Highlights & Insights

  • The major highlight is reframing OOD detection from an "output confidence problem" to a "feature geometric allocation problem."
  • The VPC Score is simple yet highly consistent with the training objectives.
  • Applying Evidential Learning to feature-prototype alignment rather than just as a tool for output-layer uncertainty calibration is a valuable perspective for tasks like open-set recognition or class-incremental learning.
  • The ablation of VEBV quantity provides insight: OOD subspace capacity is a real hyperparameter.

Limitations & Future Work

  • VPC relies on auxiliary OE data. Whether the VEBV subspace can learn useful anomaly patterns without high-quality OE data needs further verification.
  • The method requires constructing \(K+V\) fixed prototypes, demanding high feature dimensionality. For scenarios with massive categories, this may incur overhead.
  • The scale of the VEBV subspace requires tuning. Future work could consider adaptive allocation or hierarchical VEBVs.
  • The paper validates primarily on image classification OOD detection. Its efficacy in tasks with complex semantic structures, like NLP or open-vocabulary recognition, remains to be seen.
  • vs OE: OE forces OOD outputs to a uniform distribution; VPC assigns OOD to a VEBV subspace.
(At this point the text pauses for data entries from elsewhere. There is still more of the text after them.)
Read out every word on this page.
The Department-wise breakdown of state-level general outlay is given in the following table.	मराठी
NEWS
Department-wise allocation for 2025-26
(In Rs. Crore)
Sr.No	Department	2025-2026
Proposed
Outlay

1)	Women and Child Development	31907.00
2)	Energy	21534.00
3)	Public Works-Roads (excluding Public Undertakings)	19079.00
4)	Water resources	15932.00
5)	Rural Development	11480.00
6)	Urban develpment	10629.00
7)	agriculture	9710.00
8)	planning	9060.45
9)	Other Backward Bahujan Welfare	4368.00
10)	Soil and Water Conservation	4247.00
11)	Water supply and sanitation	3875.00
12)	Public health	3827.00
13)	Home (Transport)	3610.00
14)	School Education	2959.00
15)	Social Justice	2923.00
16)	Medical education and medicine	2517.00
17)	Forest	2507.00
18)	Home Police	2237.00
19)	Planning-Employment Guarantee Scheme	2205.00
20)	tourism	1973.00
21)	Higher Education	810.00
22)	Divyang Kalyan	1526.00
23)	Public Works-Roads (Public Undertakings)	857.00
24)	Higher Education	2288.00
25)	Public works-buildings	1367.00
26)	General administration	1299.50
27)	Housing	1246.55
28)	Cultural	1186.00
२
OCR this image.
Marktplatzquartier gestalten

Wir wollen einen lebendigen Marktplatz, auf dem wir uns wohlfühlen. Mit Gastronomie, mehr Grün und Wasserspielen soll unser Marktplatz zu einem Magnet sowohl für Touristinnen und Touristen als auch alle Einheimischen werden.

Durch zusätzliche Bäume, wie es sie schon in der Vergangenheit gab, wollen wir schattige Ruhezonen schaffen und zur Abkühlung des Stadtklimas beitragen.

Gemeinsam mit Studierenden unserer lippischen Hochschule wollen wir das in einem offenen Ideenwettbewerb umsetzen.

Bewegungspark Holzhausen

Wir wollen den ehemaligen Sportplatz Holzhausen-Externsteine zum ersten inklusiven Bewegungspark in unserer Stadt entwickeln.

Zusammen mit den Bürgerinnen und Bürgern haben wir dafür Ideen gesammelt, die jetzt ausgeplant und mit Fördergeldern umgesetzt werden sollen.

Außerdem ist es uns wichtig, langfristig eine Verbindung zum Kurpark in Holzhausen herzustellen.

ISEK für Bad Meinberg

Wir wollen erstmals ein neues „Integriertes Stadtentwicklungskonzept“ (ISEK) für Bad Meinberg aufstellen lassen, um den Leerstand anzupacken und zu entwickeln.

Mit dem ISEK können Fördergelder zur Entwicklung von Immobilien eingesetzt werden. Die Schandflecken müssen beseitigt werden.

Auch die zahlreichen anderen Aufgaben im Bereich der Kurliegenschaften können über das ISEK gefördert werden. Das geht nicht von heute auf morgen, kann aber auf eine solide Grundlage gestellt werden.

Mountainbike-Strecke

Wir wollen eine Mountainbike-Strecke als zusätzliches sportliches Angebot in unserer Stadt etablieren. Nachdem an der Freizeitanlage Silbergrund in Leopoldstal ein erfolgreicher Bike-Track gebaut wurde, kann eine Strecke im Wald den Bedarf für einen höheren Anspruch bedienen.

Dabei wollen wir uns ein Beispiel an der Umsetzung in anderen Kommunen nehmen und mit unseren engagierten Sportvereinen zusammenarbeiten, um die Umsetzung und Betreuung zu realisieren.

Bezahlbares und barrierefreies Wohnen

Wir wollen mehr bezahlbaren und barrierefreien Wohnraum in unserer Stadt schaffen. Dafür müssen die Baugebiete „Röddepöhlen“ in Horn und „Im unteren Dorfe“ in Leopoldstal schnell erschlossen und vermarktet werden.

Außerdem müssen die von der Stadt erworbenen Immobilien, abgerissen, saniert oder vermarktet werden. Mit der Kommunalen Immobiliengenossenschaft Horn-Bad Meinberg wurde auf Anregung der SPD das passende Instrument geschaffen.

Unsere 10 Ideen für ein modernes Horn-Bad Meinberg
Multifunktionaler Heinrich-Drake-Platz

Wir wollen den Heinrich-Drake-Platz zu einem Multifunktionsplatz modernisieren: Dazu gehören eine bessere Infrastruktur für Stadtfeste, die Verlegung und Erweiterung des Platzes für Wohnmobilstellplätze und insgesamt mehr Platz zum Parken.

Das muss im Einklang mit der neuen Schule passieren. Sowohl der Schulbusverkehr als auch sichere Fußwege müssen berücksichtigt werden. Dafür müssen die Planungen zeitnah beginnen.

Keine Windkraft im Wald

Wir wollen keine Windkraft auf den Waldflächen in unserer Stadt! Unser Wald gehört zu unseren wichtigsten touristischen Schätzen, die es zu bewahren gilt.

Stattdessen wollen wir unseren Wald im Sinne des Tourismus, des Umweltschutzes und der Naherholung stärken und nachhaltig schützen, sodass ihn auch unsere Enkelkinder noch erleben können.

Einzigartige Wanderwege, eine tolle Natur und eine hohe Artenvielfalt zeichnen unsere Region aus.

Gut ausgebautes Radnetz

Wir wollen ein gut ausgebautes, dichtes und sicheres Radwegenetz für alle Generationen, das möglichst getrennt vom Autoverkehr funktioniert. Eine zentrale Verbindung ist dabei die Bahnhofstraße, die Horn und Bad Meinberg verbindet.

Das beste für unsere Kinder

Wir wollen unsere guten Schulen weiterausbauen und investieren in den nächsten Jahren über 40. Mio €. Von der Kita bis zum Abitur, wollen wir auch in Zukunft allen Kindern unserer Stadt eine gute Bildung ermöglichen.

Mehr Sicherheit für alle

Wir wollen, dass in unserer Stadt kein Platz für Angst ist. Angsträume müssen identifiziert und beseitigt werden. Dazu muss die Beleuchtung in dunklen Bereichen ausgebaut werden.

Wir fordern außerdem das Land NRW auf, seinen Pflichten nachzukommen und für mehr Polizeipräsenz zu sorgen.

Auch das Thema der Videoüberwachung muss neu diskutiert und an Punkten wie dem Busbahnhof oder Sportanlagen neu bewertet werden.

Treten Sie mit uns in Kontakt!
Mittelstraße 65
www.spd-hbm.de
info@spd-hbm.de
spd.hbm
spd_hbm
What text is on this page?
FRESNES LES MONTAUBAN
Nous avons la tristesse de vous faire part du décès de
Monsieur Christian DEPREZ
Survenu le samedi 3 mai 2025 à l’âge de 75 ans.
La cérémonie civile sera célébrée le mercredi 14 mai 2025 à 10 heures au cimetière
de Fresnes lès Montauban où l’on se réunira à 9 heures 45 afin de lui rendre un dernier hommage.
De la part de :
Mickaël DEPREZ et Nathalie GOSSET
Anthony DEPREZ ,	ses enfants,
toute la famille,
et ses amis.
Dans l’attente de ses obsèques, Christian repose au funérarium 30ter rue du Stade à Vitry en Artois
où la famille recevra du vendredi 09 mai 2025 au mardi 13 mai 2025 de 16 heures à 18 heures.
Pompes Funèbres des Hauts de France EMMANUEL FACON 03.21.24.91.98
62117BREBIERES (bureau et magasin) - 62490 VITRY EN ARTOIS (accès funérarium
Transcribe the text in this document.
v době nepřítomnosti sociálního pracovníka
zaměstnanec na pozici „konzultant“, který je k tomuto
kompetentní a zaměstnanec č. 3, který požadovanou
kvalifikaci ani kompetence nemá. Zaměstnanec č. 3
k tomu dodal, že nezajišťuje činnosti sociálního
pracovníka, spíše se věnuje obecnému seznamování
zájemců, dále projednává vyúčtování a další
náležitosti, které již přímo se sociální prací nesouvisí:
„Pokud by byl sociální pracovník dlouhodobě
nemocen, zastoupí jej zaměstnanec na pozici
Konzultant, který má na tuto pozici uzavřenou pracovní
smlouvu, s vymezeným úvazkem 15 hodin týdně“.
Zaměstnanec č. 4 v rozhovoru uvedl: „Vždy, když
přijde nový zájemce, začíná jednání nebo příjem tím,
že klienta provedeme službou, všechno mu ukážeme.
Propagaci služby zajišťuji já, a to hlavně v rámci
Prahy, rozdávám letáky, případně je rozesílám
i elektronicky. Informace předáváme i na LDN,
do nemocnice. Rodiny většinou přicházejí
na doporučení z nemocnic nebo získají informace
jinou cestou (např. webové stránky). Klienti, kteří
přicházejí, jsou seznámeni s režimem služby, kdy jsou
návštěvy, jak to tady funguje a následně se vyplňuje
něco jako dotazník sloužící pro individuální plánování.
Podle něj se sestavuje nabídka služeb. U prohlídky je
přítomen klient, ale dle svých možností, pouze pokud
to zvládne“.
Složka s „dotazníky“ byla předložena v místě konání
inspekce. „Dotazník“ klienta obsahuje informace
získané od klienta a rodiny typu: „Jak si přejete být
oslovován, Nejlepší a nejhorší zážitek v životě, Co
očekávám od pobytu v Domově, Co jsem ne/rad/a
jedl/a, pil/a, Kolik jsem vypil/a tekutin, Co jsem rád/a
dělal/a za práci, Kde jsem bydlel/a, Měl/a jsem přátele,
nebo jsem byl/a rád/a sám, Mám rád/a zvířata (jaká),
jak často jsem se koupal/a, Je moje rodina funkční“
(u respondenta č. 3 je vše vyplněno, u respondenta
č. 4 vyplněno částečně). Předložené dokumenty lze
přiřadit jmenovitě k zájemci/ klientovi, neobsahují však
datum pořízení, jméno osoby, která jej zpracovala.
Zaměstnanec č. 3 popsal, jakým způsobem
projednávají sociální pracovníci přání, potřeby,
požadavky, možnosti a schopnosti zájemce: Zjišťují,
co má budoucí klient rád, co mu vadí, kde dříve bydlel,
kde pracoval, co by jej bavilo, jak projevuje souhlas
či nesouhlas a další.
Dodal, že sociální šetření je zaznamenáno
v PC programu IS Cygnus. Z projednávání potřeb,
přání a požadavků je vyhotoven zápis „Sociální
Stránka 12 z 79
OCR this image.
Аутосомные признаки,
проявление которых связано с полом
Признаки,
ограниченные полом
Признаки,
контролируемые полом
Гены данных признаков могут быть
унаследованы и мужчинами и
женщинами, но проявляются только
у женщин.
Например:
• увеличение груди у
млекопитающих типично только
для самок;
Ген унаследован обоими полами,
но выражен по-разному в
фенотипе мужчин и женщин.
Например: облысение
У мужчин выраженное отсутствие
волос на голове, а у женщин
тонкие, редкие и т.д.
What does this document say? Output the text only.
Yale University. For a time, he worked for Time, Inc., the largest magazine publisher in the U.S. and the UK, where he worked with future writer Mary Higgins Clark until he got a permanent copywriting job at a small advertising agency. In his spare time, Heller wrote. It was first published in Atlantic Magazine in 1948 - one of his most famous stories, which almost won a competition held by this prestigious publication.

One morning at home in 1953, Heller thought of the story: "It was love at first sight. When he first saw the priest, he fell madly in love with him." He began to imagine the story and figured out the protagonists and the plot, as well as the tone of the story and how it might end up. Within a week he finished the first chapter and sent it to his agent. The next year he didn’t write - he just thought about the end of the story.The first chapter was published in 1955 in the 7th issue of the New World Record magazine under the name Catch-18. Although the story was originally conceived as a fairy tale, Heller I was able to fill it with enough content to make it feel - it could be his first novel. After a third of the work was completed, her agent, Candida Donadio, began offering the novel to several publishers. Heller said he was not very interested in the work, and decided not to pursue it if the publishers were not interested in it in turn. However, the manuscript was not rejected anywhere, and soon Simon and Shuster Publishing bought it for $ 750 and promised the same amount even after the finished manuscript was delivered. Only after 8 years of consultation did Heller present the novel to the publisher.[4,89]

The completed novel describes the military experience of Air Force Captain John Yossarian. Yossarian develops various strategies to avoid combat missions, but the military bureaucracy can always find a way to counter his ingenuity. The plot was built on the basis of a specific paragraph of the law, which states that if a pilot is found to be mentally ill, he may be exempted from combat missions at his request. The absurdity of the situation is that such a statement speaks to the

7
The former is output-layer regularization, whereas the latter is structural separation in feature space.
  • vs Energy-OE: Energy-OE improves discrimination via energy scores but still relies on logit statistics. VPC Score directly uses \(L_2\) activation intensity from predefined subspaces.
  • vs PFS: PFS also uses Neural Collapse for separation but focuses on ID weights. VPC expands this to \(V\) prototypes, explicitly including OOD representation capacity in the geometric design.

Rating

  • Novelty: ⭐⭐⭐⭐
  • Experimental Thoroughness: ⭐⭐⭐⭐
  • Writing Quality: ⭐⭐⭐⭐
  • Value: ⭐⭐⭐⭐